Species of the Week
Number 2 -- June 5, 2006

Last week we inaugurated a new feature of the Wildwood Web, the Species of the Week, where each week we will explore one of the plants, animals or other living organisms which make Wildwood Park a special, beautiful, and unusual place. Our second highlighted species, smooth phlox, is now blooming on the bluffs along Wildwood Drive, sharing the space with last week's species, the prairie ragwort.

Smooth Phlox
Phlox glaberrima

Smooth phlox blooms in Wildwood mostly in late May and early June.  It is a showy plant with hot pink to purple flowers that peer out from the greenery under the power lines along Wildwood Drive.  Members of the genus Phlox typically have leaves in pairs opposite each other on the stems and blue, pink, or purple flowers with a shape called salverform by botanists.  A salver is a little plate, and salverform flowers are formed by fusion of the petals (5 in Phlox) to form a flat dish shape.  However, the dish shape narrows very abruptly to a long narrow tube at the back of the flower.  Thus, a Phlox flower could be described as a five-lobed dish balanced on a thin tube.  You can see the opening into the flower tubes at the center of each flower in the picture.  Smooth phlox is noted for lacking hairs on its upper stem, hence the name.  The scientific name glaberrima means "very smooth."
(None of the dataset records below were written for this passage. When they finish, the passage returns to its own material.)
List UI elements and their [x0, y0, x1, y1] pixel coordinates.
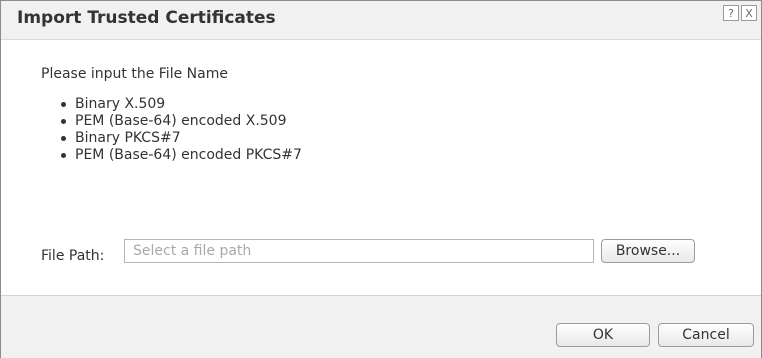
dialog-footer: OK Cancel [1, 295, 761, 358]
format-label: Binary PKCS#7 [75, 130, 181, 146]
format-label: PEM (Base-64) encoded X.509 [75, 113, 287, 129]
dialog-content: Please input the File Name Binary X.509 … [1, 40, 761, 295]
help-icon[interactable]: ? [723, 5, 739, 21]
file-name-prompt: Please input the File Name [41, 66, 228, 82]
bullet-icon [61, 119, 66, 124]
bullet-icon [61, 102, 66, 107]
format-item: Binary PKCS#7 [61, 130, 302, 147]
titlebar-icons: ? X [723, 5, 757, 21]
file-path-input[interactable] [124, 239, 594, 263]
import-certificates-dialog: Import Trusted Certificates ? X Please i… [0, 0, 762, 358]
supported-formats-list: Binary X.509 PEM (Base-64) encoded X.509… [61, 96, 302, 164]
browse-button[interactable]: Browse... [601, 239, 695, 263]
file-path-label: File Path: [41, 248, 105, 264]
format-item: Binary X.509 [61, 96, 302, 113]
format-item: PEM (Base-64) encoded X.509 [61, 113, 302, 130]
close-icon[interactable]: X [741, 5, 757, 21]
cancel-button[interactable]: Cancel [658, 323, 754, 347]
format-label: Binary X.509 [75, 96, 166, 112]
bullet-icon [61, 136, 66, 141]
dialog-title: Import Trusted Certificates [17, 8, 276, 28]
format-label: PEM (Base-64) encoded PKCS#7 [75, 147, 302, 163]
ok-button[interactable]: OK [556, 323, 650, 347]
format-item: PEM (Base-64) encoded PKCS#7 [61, 147, 302, 164]
dialog-titlebar: Import Trusted Certificates ? X [1, 1, 761, 40]
bullet-icon [61, 153, 66, 158]
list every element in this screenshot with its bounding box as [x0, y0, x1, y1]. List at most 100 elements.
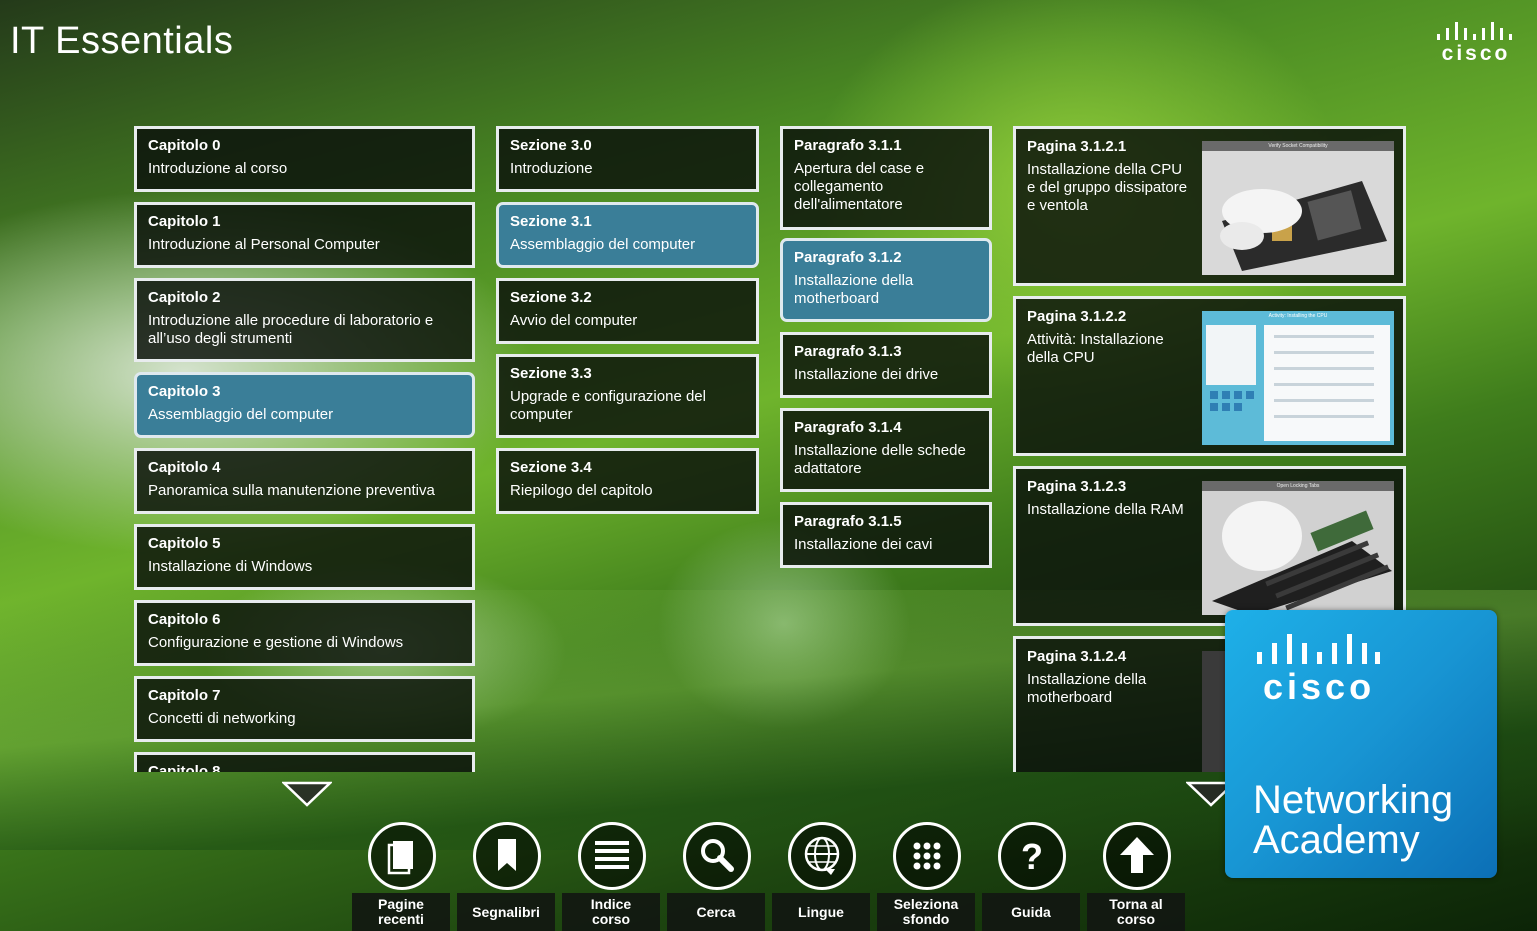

The genus Phlox is primarily a North American genus, with a few members in western Asia.  A number of species in this genus are cultivated; Phlox paniculata or garden phlox is the most common.  The genus is in the Polemoniaceae, usually called the Phlox family; however, the family name comes from the genus Polemonium, members of which are commonly known as sky-pilots or Jacob's-ladders.  Polemonium is primarily a western genus and is not known in Wildwood.

Smooth phlox is a plant of the southern and central US; it is found from Georgia and northwest Florida to eastern Texas, north to southeast Virginia, Ohio, Illinois and Wisconsin.  It likes moist areas and while it grows on the bluffs along Wildwood Drive, you will notice that it prefers to live under the trees, rather than out in the more exposed areas.  It probably likes the seeps that are common in the bluffs of Wildwood.

The genus name Phlox comes from the Greek word phlox meaning flame, referring to the color of the flowers of many members of the genus.  Smooth phlox growing amid the other green plants along the bluffs does resemble little flames shining in the shadows.